Obtenir un permis pour un gros projet immobilier? C’est presque de la roulette russe
Les entrepreneurs doivent compter entre deux ans et demi et cinq ans pour espérer obtenir un permis d’urbanisme pour un gros projet immobilier. “C’est quasiment devenu le jeu de la roulette russe”, selon la Fédération des entrepreneurs généraux de la construction.
Avant de solliciter un permis, un promoteur lance des études d’impact et de conception. Il introduit ensuite sa demande auprès des pouvoirs locaux. Si tout se passe bien et qu’aucun recours n’est introduit, le permis est accordé après 28,5 mois en moyenne, ressort-il d’une étude conjointe de la KU Leuven et Ideaconsult. C’est le cas pour un gros projet (comme la construction de 20 unités de logement) sur deux (53%). Pour l’autre moitié, le permis est soit refusé (12%), soit retiré d’initiative. Si l’octroi du permis est contesté devant le Conseil d’État, il faut ajouter environ 395 jours supplémentaires. En Flandre, ce trajet peut s’étirer jusqu’à 65,5 mois puisqu’une instance intermédiaire existe (le Raad voor Vergunningsbetwistingen – RvVB).

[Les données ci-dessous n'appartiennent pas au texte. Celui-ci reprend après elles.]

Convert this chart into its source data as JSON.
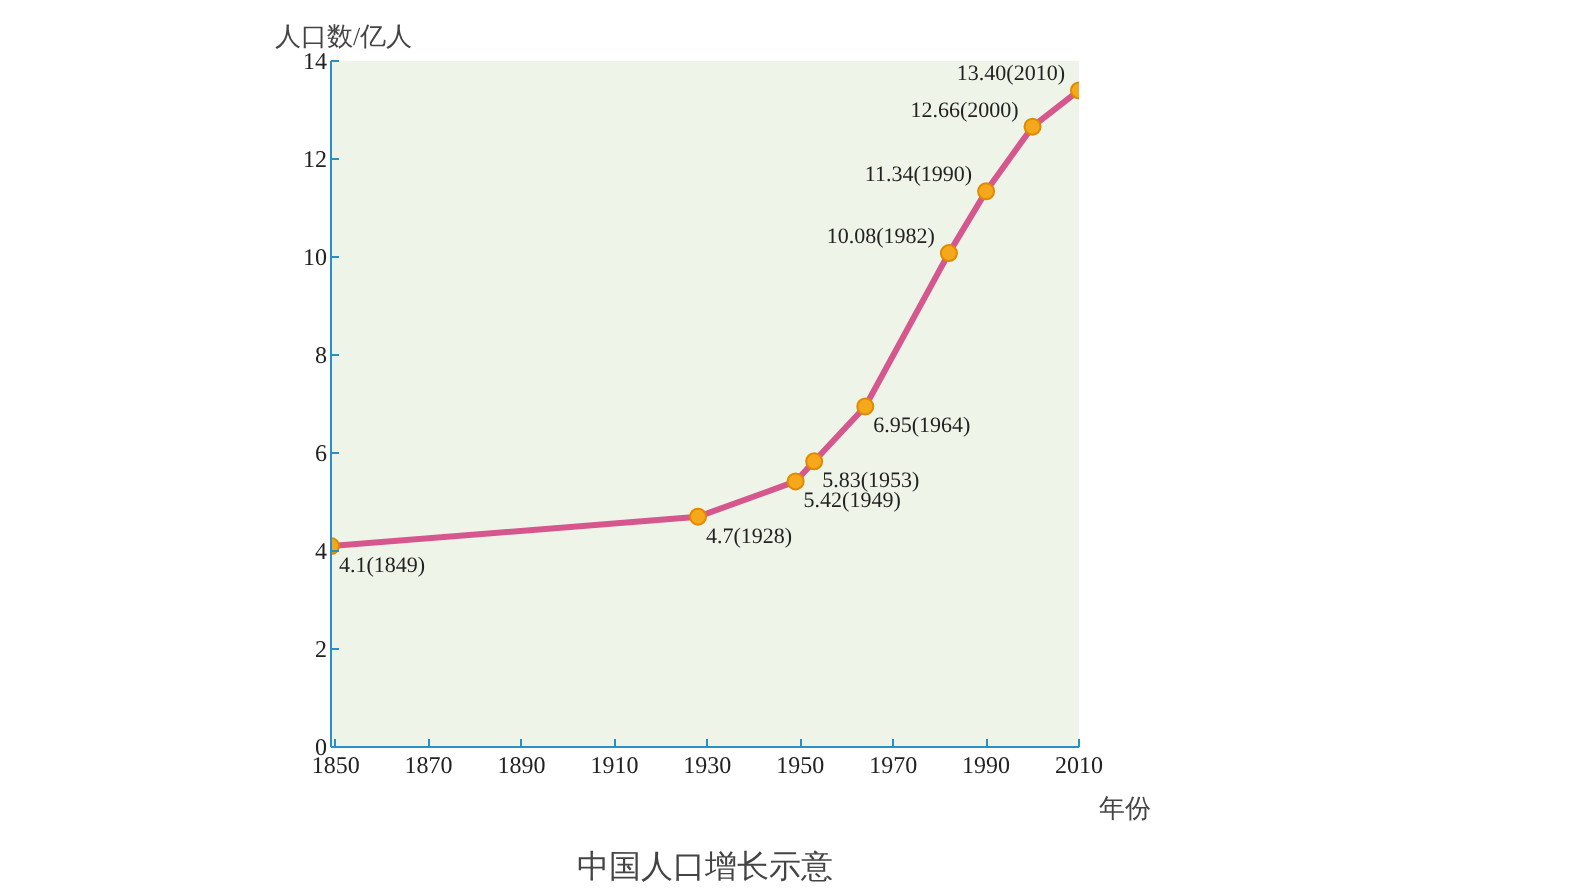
{
  "chart_data": {
    "type": "line",
    "title": "中国人口增长示意",
    "xlabel": "年份",
    "ylabel": "人口数/亿人",
    "x": [
      1849,
      1928,
      1949,
      1953,
      1964,
      1982,
      1990,
      2000,
      2010
    ],
    "series": [
      {
        "color": "#d6568e",
        "values": [
          4.1,
          4.7,
          5.42,
          5.83,
          6.95,
          10.08,
          11.34,
          12.66,
          13.4
        ],
        "value_labels": [
          "4.1(1849)",
          "4.7(1928)",
          "5.42(1949)",
          "5.83(1953)",
          "6.95(1964)",
          "10.08(1982)",
          "11.34(1990)",
          "12.66(2000)",
          "13.40(2010)"
        ]
      }
    ],
    "xlim": [
      1849,
      2010
    ],
    "xticks": [
      1850,
      1870,
      1890,
      1910,
      1930,
      1950,
      1970,
      1990,
      2010
    ],
    "ylim": [
      0,
      14
    ],
    "yticks": [
      0,
      2,
      4,
      6,
      8,
      10,
      12,
      14
    ],
    "marker": "circle",
    "line_style": "solid",
    "grid": false
  }
}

Des délais qui ont un coût
Or, ces délais coûtent de l’argent aux entrepreneurs. “On estime la perte à 12 millions d’euros par mois de retard” pour toute la Belgique, note le directeur général de la fédération, Patrice Dresse. Ces lenteurs ont plusieurs sources, selon l’étude. Les divergences de vision entre instances communales débouchent sur des injonctions contradictoires (par exemple, créer une route secondaire tout en préservant une friche naturelle). “L’enfer est pavé de bonnes intentions”, jauge M. Dresse. “Il est normal que tout le monde puisse s’exprimer” lors des consultations lancées par les communes, “mais on en arrive parfois à des situations ubuesques où des gens qui ne se sont pas manifestés lors des phases préliminaires déposent un recours devant le Conseil d’État”, dénonce-t-il, rappelant qu’un recours a un coût financier pour un entrepreneur. Les caractéristiques du quartier (densité de population, niveau d’éducation des habitants, propriété ou location…) influencent aussi fortement la probabilité de recours au Conseil d’État. Ainsi, un promoteur a plus de chance de se voir accorder un permis pour un quartier où la proportion de non-Européens et de travailleurs est plus importante.
La politique du “not in my backyard”
Il existe en outre des différences entre communes: le risque de recours est plus élevé dans celles plus densément peuplées (les grandes villes, typiquement). Soit “dans les zones où la demande de logements est forte et où les prix augmentent”, souligne la fédération. “Si moins d’un projet sur deux aboutit, cela a un impact sur le coût du bâti puisqu’il faut que le coût du projet raté soit intégré dans celui du projet réussi”, pointe Patrice Dresse. À l’initiative des recours contre les gros projets immobiliers, on retrouve “des voisins ou des associations d’intérêt général”, selon le directeur général. “C’est la politique du ‘not in my backyard’.
Mais les gens oublient que la verte pâture qui borde leur maison est un terrain constructible et que leur droit de propriété” n’empiète pas “sur le terrain d’autrui”. Afin de réduire les délais pour l’octroi d’un permis, la fédération préconise de moderniser les procédures nationales et régionales, notamment en créant “un point de contact clair auprès de l’autorité délivrant le permis”.
Le problème des recours
Quant aux recours, “nous pensons que tout le monde doit avoir accès à la justice mais qu’il faut prendre en compte l’intérêt à agir”, répond M. Dresse. Autrement dit: pourquoi une association limbourgeoise peut-elle avoir voix au chapitre sur un projet montois, illustre-t-il. “En Wallonie, un recours est introduit par jour ouvrable contre des décisions de la Région et le problème est comparable dans les trois Régions”, avance-t-il.
“On pourrait également imaginer une sorte de gare de triage qui évaluerait si tous les documents requis sont dans le dossier avant d’arriver devant le Conseil d’État”, poursuit le directeur de la fédération. “Si un recours est fait de bric et de broc pour gagner du temps, le juge devrait pouvoir vous sanctionner en vous imputant les frais de justice”, ajoute-t-il. “Ce sont quelques éléments qui permettraient de mettre de côté les cas les plus excessifs. On gagnerait alors en rapidité”, conclut Patrice Dresse.